Bruna se tornou uma ativista e comunicadora símbolo do movimento em Belém, mas precisou superar uma infância difícil para chegar até aqui. De família católica, aos oito anos deidade ela se ajoelhava ao pé da cama e rezava para que Deus não deixasse ela se tornar um menino gay. "Me ensinaram que aquilo não era correto, não agradava a Deus e não iria gerar minha salvação. Eu tinha essa ideia de que seria uma vida vergonhosa, afastada de Deus. Pensamentos infantis misturados com dogmas religiosos. Aquilo me assustava", destaca.

A questão dos nomes nos documentos sempre perseguiu Bruna. Na faculdade de direito, ela acabou reprovando em uma matéria. O motivo: o professor negava-se a chamá-la pelo nome verdadeiro dela.

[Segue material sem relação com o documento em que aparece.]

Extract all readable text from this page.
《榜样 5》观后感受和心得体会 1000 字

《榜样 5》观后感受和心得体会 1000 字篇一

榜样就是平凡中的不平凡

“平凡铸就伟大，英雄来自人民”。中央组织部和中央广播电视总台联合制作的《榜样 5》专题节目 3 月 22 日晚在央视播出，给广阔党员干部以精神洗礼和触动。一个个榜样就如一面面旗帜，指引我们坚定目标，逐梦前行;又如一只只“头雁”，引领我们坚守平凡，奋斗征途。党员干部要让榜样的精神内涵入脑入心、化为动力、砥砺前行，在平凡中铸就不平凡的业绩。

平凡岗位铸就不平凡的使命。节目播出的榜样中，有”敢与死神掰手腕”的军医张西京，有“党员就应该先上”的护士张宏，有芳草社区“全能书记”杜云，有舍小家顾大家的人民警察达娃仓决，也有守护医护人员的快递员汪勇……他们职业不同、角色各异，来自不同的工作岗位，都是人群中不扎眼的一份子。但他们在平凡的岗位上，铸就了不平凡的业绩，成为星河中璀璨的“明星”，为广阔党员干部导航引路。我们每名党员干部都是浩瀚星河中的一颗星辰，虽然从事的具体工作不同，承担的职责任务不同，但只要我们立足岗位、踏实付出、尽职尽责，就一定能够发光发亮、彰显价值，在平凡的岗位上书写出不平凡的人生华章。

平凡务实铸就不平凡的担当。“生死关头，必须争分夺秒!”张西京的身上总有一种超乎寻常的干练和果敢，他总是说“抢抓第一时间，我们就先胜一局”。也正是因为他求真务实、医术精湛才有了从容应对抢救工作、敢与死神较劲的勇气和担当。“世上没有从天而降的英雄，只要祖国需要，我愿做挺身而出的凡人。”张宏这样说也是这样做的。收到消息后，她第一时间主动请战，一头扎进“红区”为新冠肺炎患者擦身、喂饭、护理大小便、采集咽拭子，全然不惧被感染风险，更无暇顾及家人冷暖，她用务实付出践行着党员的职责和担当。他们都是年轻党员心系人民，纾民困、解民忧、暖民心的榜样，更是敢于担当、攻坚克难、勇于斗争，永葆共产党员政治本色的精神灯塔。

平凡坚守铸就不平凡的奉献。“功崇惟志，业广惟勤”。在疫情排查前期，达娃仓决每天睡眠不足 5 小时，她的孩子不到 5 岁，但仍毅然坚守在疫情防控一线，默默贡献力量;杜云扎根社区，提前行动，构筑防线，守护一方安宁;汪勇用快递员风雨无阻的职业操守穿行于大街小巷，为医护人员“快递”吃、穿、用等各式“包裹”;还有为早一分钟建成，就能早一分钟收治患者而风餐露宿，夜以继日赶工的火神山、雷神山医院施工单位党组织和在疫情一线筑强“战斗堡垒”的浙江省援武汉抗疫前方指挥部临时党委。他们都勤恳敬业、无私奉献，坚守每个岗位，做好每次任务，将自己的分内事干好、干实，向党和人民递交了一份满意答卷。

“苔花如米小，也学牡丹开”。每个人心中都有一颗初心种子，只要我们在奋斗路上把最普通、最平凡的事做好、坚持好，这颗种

Ela, então, decidiu resistir e se recusar a responder que estava presente. "E há quem só espere essa atitude de pessoas com menor grau de instrução. Todos os professores me respeitavam, menos ele. A partir das reportagens na época, iniciei nos movimentos sociais. É quando começa meu processo na mudança de nome, que durou cinco anos", aponta.

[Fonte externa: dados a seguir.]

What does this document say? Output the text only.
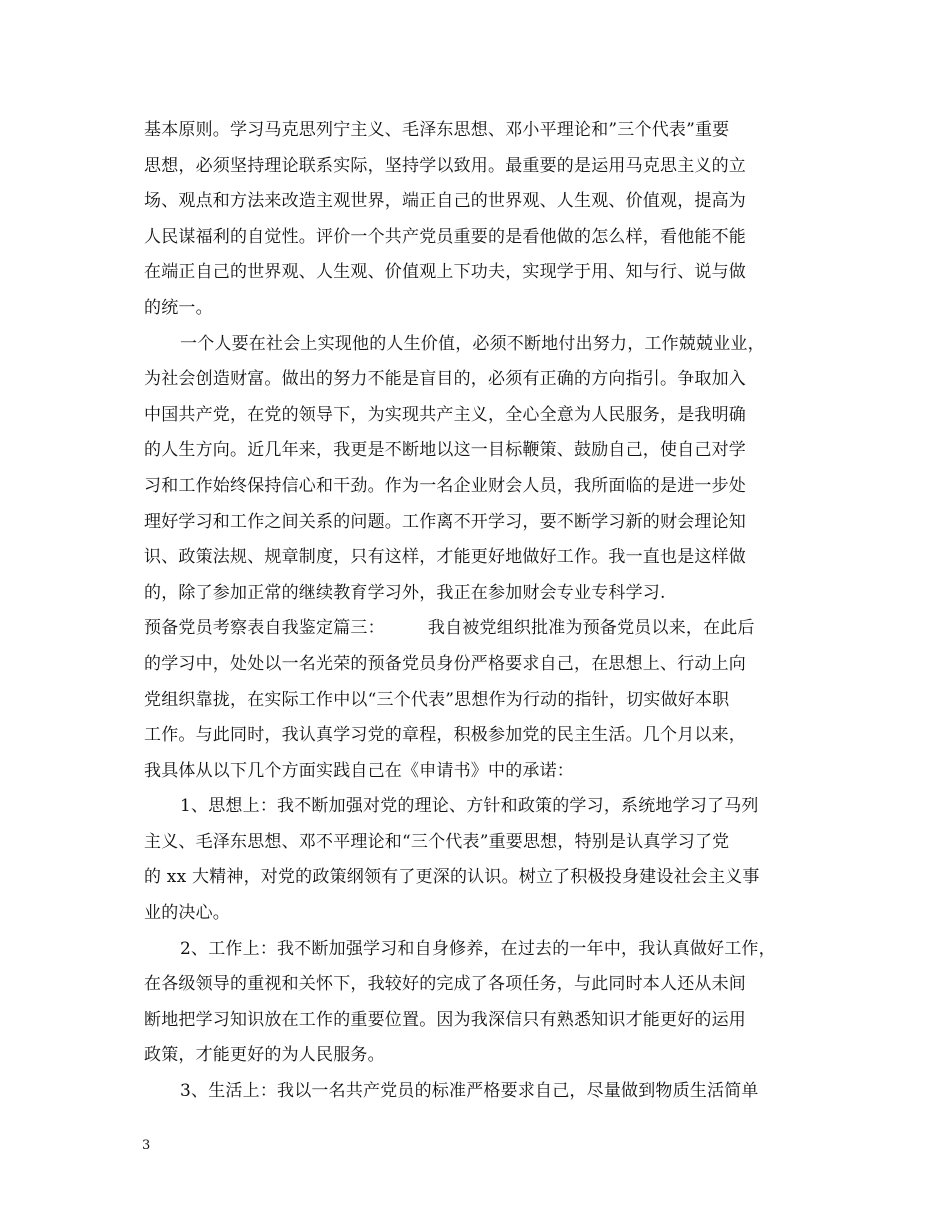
基本原则。学习马克思列宁主义、毛泽东思想、邓小平理论和”三个代表”重要
思想，必须坚持理论联系实际，坚持学以致用。最重要的是运用马克思主义的立
场、观点和方法来改造主观世界，端正自己的世界观、人生观、价值观，提高为
人民谋福利的自觉性。评价一个共产党员重要的是看他做的怎么样，看他能不能
在端正自己的世界观、人生观、价值观上下功夫，实现学于用、知与行、说与做
的统一。
一个人要在社会上实现他的人生价值，必须不断地付出努力，工作兢兢业业，
为社会创造财富。做出的努力不能是盲目的，必须有正确的方向指引。争取加入
中国共产党，在党的领导下，为实现共产主义，全心全意为人民服务，是我明确
的人生方向。近几年来，我更是不断地以这一目标鞭策、鼓励自己，使自己对学
习和工作始终保持信心和干劲。作为一名企业财会人员，我所面临的是进一步处
理好学习和工作之间关系的问题。工作离不开学习，要不断学习新的财会理论知
识、政策法规、规章制度，只有这样，才能更好地做好工作。我一直也是这样做
的，除了参加正常的继续教育学习外，我正在参加财会专业专科学习.
预备党员考察表自我鉴定篇三：　　　我自被党组织批准为预备党员以来，在此后
的学习中，处处以一名光荣的预备党员身份严格要求自己，在思想上、行动上向
党组织靠拢，在实际工作中以“三个代表”思想作为行动的指针，切实做好本职
工作。与此同时，我认真学习党的章程，积极参加党的民主生活。几个月以来，
我具体从以下几个方面实践自己在《申请书》中的承诺：
1、思想上：我不断加强对党的理论、方针和政策的学习，系统地学习了马列
主义、毛泽东思想、邓不平理论和“三个代表”重要思想，特别是认真学习了党
的 xx 大精神，对党的政策纲领有了更深的认识。树立了积极投身建设社会主义事
业的决心。
2、工作上：我不断加强学习和自身修养，在过去的一年中，我认真做好工作，
在各级领导的重视和关怀下，我较好的完成了各项任务，与此同时本人还从未间
断地把学习知识放在工作的重要位置。因为我深信只有熟悉知识才能更好的运用
政策，才能更好的为人民服务。
3、生活上：我以一名共产党员的标准严格要求自己，尽量做到物质生活简单
3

Até hoje Bruna acumula situações constrangedoras. Recentemente um advogado perguntou para ela qual seria o nome de batismo dela. "Respondi: você sabe se eu fui batizada? Fingi que não estava entendendo, mas é claro que estava. Quis forçar ele a compreender que aquele ato era heteronormativo, machista, sem contar o fundamentalismo religioso. No Big Brother Brasil vimos uma participante [a cantora e atriz Linn da Quebrada] que tatuou a palavra 'Ela' na testa. Isso pode ser visto como um ato de rebeldia mas também de desespero. Porque para um heterossexual um pronome não tem tanta relevância assim, e isso é chancelado pelas autoridades", lamenta ela, ao reiterar que isso contribui para a evasão escolar de pessoas transexuais, bem como a falta de acesso aos serviços públicos, e que, até hoje, muitos cartórios se negam a realizar o processo de mudança de nome.

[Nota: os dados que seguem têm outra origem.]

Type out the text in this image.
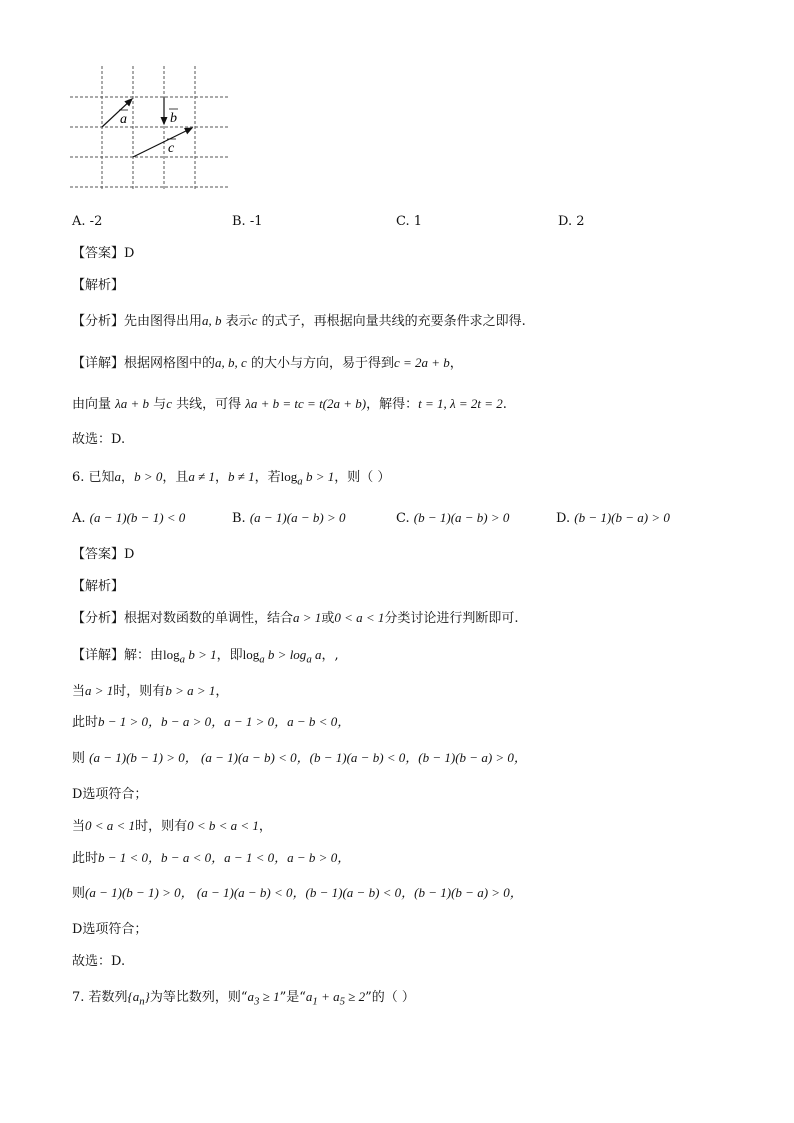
a	b
c
A. -2	B. -1	C. 1	D. 2
【答案】D
【解析】
【分析】先由图得出用a, b 表示c 的式子，再根据向量共线的充要条件求之即得.
【详解】根据网格图中的a, b, c 的大小与方向，易于得到c = 2a + b，
由向量 λa + b 与c 共线，可得 λa + b = tc = t(2a + b)，解得：t = 1, λ = 2t = 2.
故选：D.
6. 已知a，b > 0，且a ≠ 1，b ≠ 1，若$\log_a b > 1$，则（ ）
A. (a − 1)(b − 1) < 0	B. (a − 1)(a − b) > 0	C. (b − 1)(a − b) > 0	D. (b − 1)(b − a) > 0
【答案】D
【解析】
【分析】根据对数函数的单调性，结合a > 1或0 < a < 1分类讨论进行判断即可.
【详解】解：由$\log_a b > 1$，即$\log_a b > \log_a a$，,
当a > 1时，则有b > a > 1，
此时b − 1 > 0，b − a > 0，a − 1 > 0，a − b < 0，
则 (a − 1)(b − 1) > 0， (a − 1)(a − b) < 0，(b − 1)(a − b) < 0，(b − 1)(b − a) > 0，
D选项符合；
当0 < a < 1时，则有0 < b < a < 1，
此时b − 1 < 0，b − a < 0，a − 1 < 0，a − b > 0，
则(a − 1)(b − 1) > 0， (a − 1)(a − b) < 0，(b − 1)(a − b) < 0，(b − 1)(b − a) > 0，
D选项符合；
故选：D.
7. 若数列$\{a_n\}$为等比数列，则“$a_3 \ge 1$”是“$a_1 + a_5 \ge 2$”的（ ）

Ela relata que precisou matar um leão por dia para mudar o nome no Cadastro de Pessoa Física e também na Carteira Nacional de Habilitação (CNH). Para ela, o pior constrangimento era nos aeroportos. "Tive que refazer todos os exames da CNH sendo tratada pelo nome antigo. Quando recebi a carteira, veio com o nome antigo. Doeu na alma. Tive que fazer tudo de novo. Mas apesar das dificuldades, o mais emblemático foi quando minha mãe foi perguntada no cartório desde quando eu era mulher. E ela disse que eu sou mulher desde sempre".

Lana Larrá vota desde 2012 e afirma que teve uma experiência positiva com o Tribunal Regional Eleitoral do Pará (TRE-PA), pois participou do projeto Respeite meu nome com outras pessoas da comunidade. "Depois que a galera viu o projeto do Tribunal, as pessoas começaram a se interessar e procurar mais. Os profissionais de lá receberam formações para nos atender e hoje as pessoas se sentem um pouco melhor atendidas por funcionários, porque não era assim. Mas o conhecimento abre horizontes, é a porta de entrada para tudo nessa vida", conta. 

Para a turismóloga Mellannie Marques, o processo de retificação dos documentos é caro, mas vale a pena. "Diferente da certidão que você precisa pagar R$536, o título pode ser tirado pela internet, com o nome social. Ela se diz muito feliz de poder ir às urnas em outubro já com os documentos corrigidos. "Nem todas as pessoas trans tem condições. Por conta da minha correria eu acabo que não tenho tempo de tirar tudo só de uma vez, até porque sou de Mosqueiro e algumas coisas faço por Belém. Mas com o título correto tudo já melhora. É o primeiro de muitos passos que vamos dar".